DIDUGA SELEWENGKAN KEUANGAN UNTUK BIAYA PENCALEGAN, SEJUMLAH KADES DIPOLISIKAN

  • Bagikan
Koordinator LSM Kopral, Yuli Abdul Hakim menunjukkan Surat Tanda Terima Laporan Pengaduan terkait dugaan penyelewengan keuangan pada 5 desa di Kecamatan Todanan

Blora- Sejumlah kades di Kecamatan Todanan Kabupaten Blora dilaporkan ke aparat penegak hukum lantaran diduga menyelewengkan keuangan desa untuk kepentingan kampanye salah satu caleg. Dugaan ini diperkuat dengan sejumlah fakta yang ada.

Koordinator LSM Kopral, Yuli Abdul Hakim menyampaikan laporan terkait penyelewengan tersebut ke Mapolres Blora hari ini, Selasa (18/06). Tak hanya itu, aktivis yang kerap disapa Iim Tabah ini juga memaparkan tidak sesuainya LPJ alokasi dana desa dengan kenyataan di lapangan.

 

Koordinator LSM Kopral, Yuli Abdul Hakim menunjukkan Surat Tanda Terima Laporan Pengaduan terkait dugaan penyelewengan keuangan pada 5 desa di Kecamatan Todanan

 

“Bahkan, anggaran dana desa termin pertama sebesar 20 persen dari alokasi dana desa di Desa Bedingin, Ledok, Gondoriyo, Dalangan dan Pelemsengir diduga kuat digunakan untuk kepentingan kampanye salah satu caleg (yang saat ini, red) jadi (terpilih),” kata Iim.

Lebih lanjut, Iim mengungkapkan argumentasinya terkait dugaan ini. Menurutnya, dana desa yang seharusnya dialokasikan untuk pembangunan, ternyata tidak ditemukan bentuk fisiknya. Hal ini menguatkan dugaan tersebut.

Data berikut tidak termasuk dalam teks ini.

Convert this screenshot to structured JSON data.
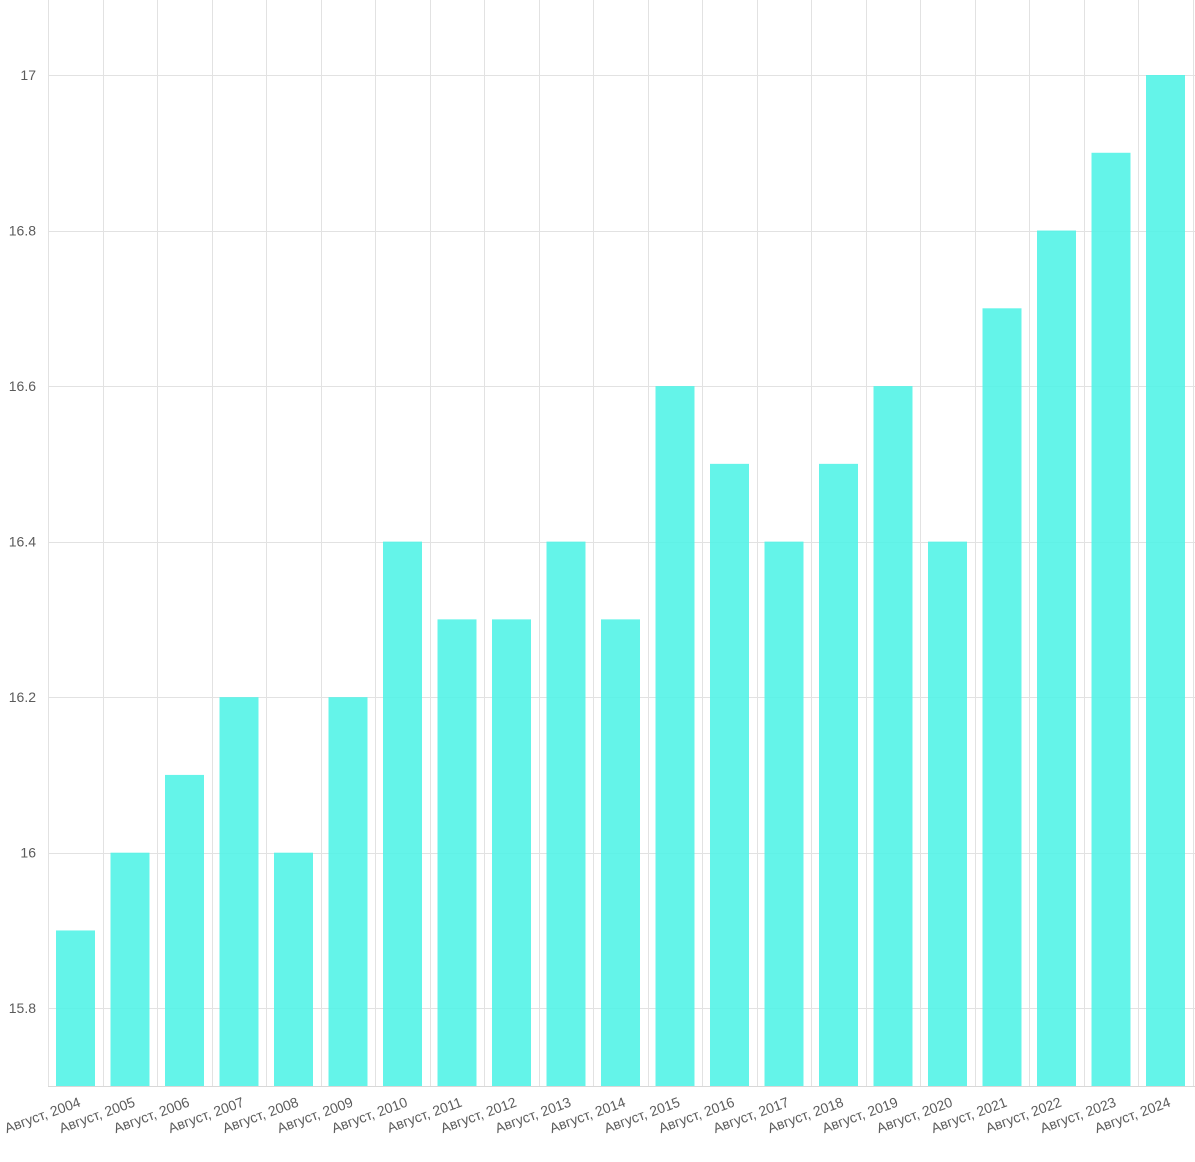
{
  "colors": {
    "bar": "#4ef2e6",
    "grid": "#e2e2e2",
    "tick_text": "#5b5b5b",
    "background": "#ffffff"
  },
  "chart_data": {
    "type": "bar",
    "title": "",
    "xlabel": "",
    "ylabel": "",
    "categories": [
      "Август, 2004",
      "Август, 2005",
      "Август, 2006",
      "Август, 2007",
      "Август, 2008",
      "Август, 2009",
      "Август, 2010",
      "Август, 2011",
      "Август, 2012",
      "Август, 2013",
      "Август, 2014",
      "Август, 2015",
      "Август, 2016",
      "Август, 2017",
      "Август, 2018",
      "Август, 2019",
      "Август, 2020",
      "Август, 2021",
      "Август, 2022",
      "Август, 2023",
      "Август, 2024"
    ],
    "values": [
      15.9,
      16.0,
      16.1,
      16.2,
      16.0,
      16.2,
      16.4,
      16.3,
      16.3,
      16.4,
      16.3,
      16.6,
      16.5,
      16.4,
      16.5,
      16.6,
      16.4,
      16.7,
      16.8,
      16.9,
      17.0
    ],
    "ylim": [
      15.7,
      17.1
    ],
    "yticks": [
      15.8,
      16.0,
      16.2,
      16.4,
      16.6,
      16.8,
      17.0
    ],
    "ytick_labels": [
      "15.8",
      "16",
      "16.2",
      "16.4",
      "16.6",
      "16.8",
      "17"
    ],
    "grid": true,
    "legend": "none"
  }
}
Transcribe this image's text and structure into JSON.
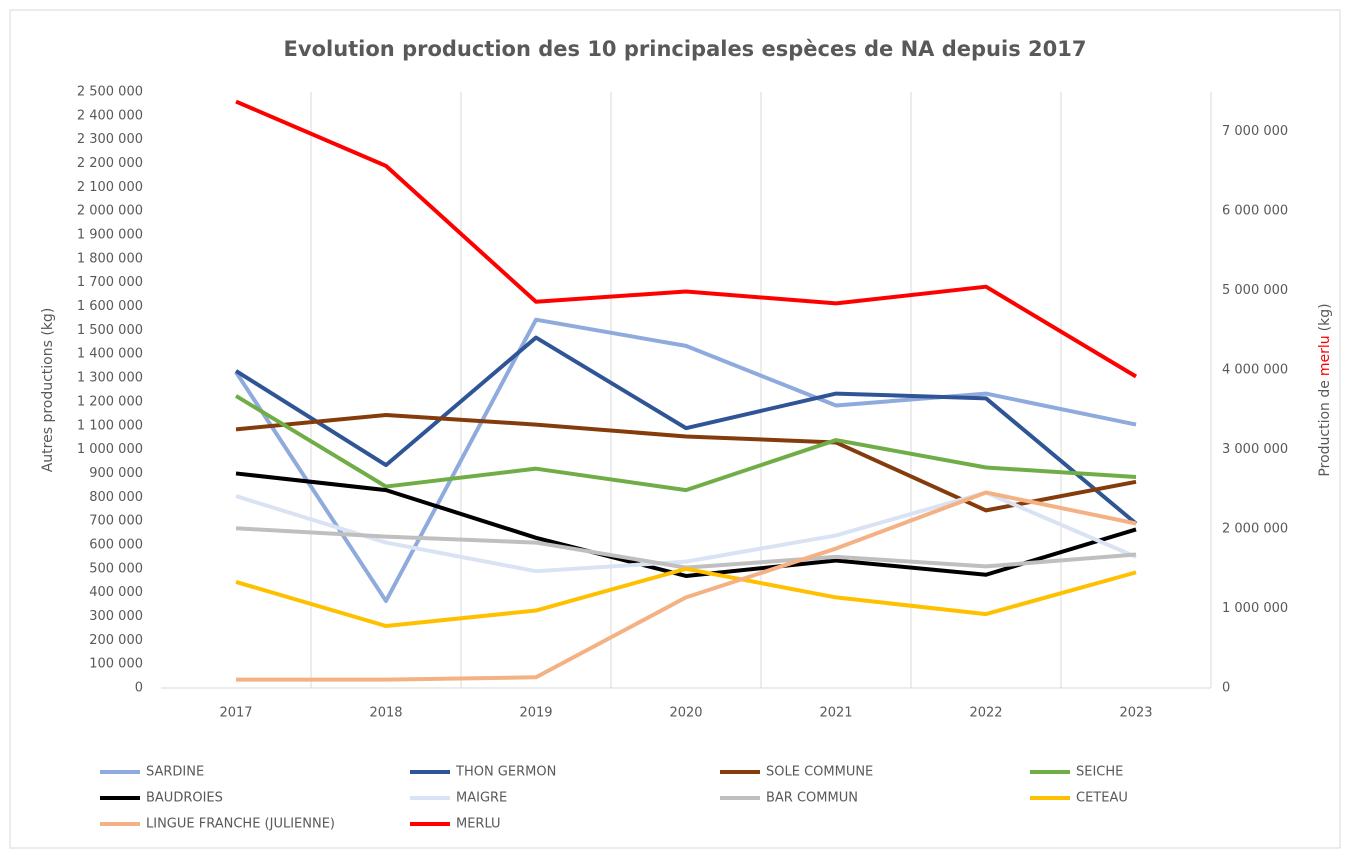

“Realitanya, hingga saat ini belum atau tidak ada bentuk fisik atau kegiatan di lapangan. Hal ini juga menjadi gunjingan masyarakat di desa-desa tersebut,” imbuhnya.

 

LSM Kopral: Penyelewengan sejak 2017

Tak hanya terjadi tahun ini, menurut Iim, penyelewengan keuangan di 5 desa tersebut terjadi sejak tahun 2017. Pihaknya mencontohkan adanya sejumlah proyek yang belum selesai dari tahun 2017 hingga saat ini.

“Masih terdapat proyek atau kegiatan yang belum selesai di tahun 2017 dan2018, atau proyek desa yang mangkrak. Alasannya, dananya telah habis digunakan, dan tidak ada pertanggungjawaban yang jelas,” ucap Iim.

Tak hanya itu, Iim menambahkan, banyak kegiatan dari anggaran tahun 2017 dan 2018 memiliki sisa lebih penggunaan anggaran (SILPA). Namun, hal ini tidak dilaporkan dan diduga telah masuk ke kantong pribadi aparatur desa setempat.

“Banyak kegiatan anggaran  desa terdapat SILPA anggaran, namun tidak dilaporkan, berdasarkan informasi telah dibagi-bagi atau telah dijadikan keuntungan pribadi oleh aparatur pemerintah desa,” pungkasnya.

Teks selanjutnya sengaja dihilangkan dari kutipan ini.